Alessandra Rama: Saya pikir itu hanya untuk hadir pada saat ini. Saya pikir kita melihat jauh ke depan. Orang-orang jelas semakin bersemangat. Orang-orang takut karena, sekali lagi, pesan ini harus kita adopsi atau matikan, tapi menurut saya, termasuk saya sendiri, kita semua perlu lebih hadir. Meskipun saat ini rasanya segalanya sangat sulit, terutama sulit untuk hadir, Anda seperti ingin melarikan diri, tetapi hubungan adalah hal yang paling penting dalam kehidupan, komunitas, dan hubungan kita. Jadi saya pikir untuk tidak melupakan hal itu. Saya akan mengatakan di rumah saya sendiri, suami saya tahu saya sedang menulis artikel ini dan saya pikir dia benar-benar ingin tahu apa yang akan saya katakan. Saya tidak berpikir dia berpikir saya akan menahan diri sama sekali, tapi sekarang dia mungkin bersemangat karena saya berbicara lebih banyak tentang AI. Jadi sebenarnya masih banyak hal yang perlu kita bicarakan. Dia seperti, ‘Ada keuntungannya di sini.’

Brian Barrett: Itu persamaannya ya.

Leah Feiger: Menakjubkan.

Alessandra Rama: Ya. Tapi aku perhatikan, sejak berita ini keluar, yang menurutku belum genap seminggu yang lalu, dia lebih banyak membantu pekerjaan rumah tanpa diminta.

Zoë Schiffer: Jurnalisme akuntabilitas, sayang. Kami senang melihatnya.

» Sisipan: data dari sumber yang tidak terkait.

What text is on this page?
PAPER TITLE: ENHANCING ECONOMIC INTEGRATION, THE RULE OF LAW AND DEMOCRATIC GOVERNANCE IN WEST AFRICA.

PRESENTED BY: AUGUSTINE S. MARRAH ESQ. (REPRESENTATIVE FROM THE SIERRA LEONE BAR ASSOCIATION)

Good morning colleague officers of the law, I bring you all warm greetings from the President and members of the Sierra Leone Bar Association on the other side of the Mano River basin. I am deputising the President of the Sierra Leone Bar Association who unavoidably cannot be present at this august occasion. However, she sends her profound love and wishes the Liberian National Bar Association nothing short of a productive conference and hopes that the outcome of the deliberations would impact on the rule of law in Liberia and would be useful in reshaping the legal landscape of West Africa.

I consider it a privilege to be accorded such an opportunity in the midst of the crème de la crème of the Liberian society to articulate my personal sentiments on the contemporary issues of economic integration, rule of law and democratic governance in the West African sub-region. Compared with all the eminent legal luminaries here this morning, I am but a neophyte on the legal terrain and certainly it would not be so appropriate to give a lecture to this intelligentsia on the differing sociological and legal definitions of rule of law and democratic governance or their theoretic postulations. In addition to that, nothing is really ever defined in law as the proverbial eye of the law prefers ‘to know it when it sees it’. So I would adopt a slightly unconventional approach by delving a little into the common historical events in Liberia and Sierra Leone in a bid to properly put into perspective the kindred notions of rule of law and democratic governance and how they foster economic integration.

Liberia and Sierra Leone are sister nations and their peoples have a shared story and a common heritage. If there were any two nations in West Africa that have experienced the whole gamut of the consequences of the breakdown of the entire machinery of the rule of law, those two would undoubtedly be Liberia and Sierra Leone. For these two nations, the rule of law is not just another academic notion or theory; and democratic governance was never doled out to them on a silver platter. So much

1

Alessandra Rama: Ya. Jadi itulah pelajaran di sini. Mungkin saja menulis sesuatu untuk majalah nasional dan seseorang akan melakukannya. Ini akan membantu.

Leah Feiger: Ubah banyak hal dalam hidup Anda sendiri.

Alessandra Rama: Saya melihatnya tadi malam mencuci piring tanpa diminta dan menurut saya dia mungkin sedang mendengarkan podcast tentang AI atau Knicks.

Zoë Schiffer: Ya, yang mana akan kami ambil.

Alessandra Rama: Tapi selama itu selesai.

Leah Feiger: Alessandra, terima kasih banyak telah bergabung dengan kami.

Alessandra Rama: Terima kasih. Ini menyenangkan.

Zoë Schiffer: Itu pertunjukan kami hari ini. Kami akan menautkan ke semua cerita yang kami bicarakan di catatan acara. Lembah Luar Biasa diproduksi oleh Konten Kaleidoskop. Adriana Tapia memproduseri episode ini. Itu di-mix oleh Amar Lal di Macro Sound. Fakta itu diperiksa oleh Daniel Roman. Pran Bandi adalah insinyur studio kami di New York. Marc Leyda adalah insinyur studio kami di San Francisco. Kimberly Chua adalah manajer produksi digital senior kami. Kate Osborn adalah produser eksekutif kami. Dan Katie Drummond adalah direktur editorial global WIRED.

0
joy
Joy
0
cong_
Cong.
0
loved
Loved
0
surprised
Surprised
0
unliked
Unliked
0
mad
Mad
Meta Sedang dalam Krisis, Perubahan Google Penelusuran, dan AI Dicemooh oleh Lulusan
Comment

Your email address will not be published. Required fields are marked *

Login

To enjoy KOMBI.ID privileges, log in or create an account now, and it's completely free!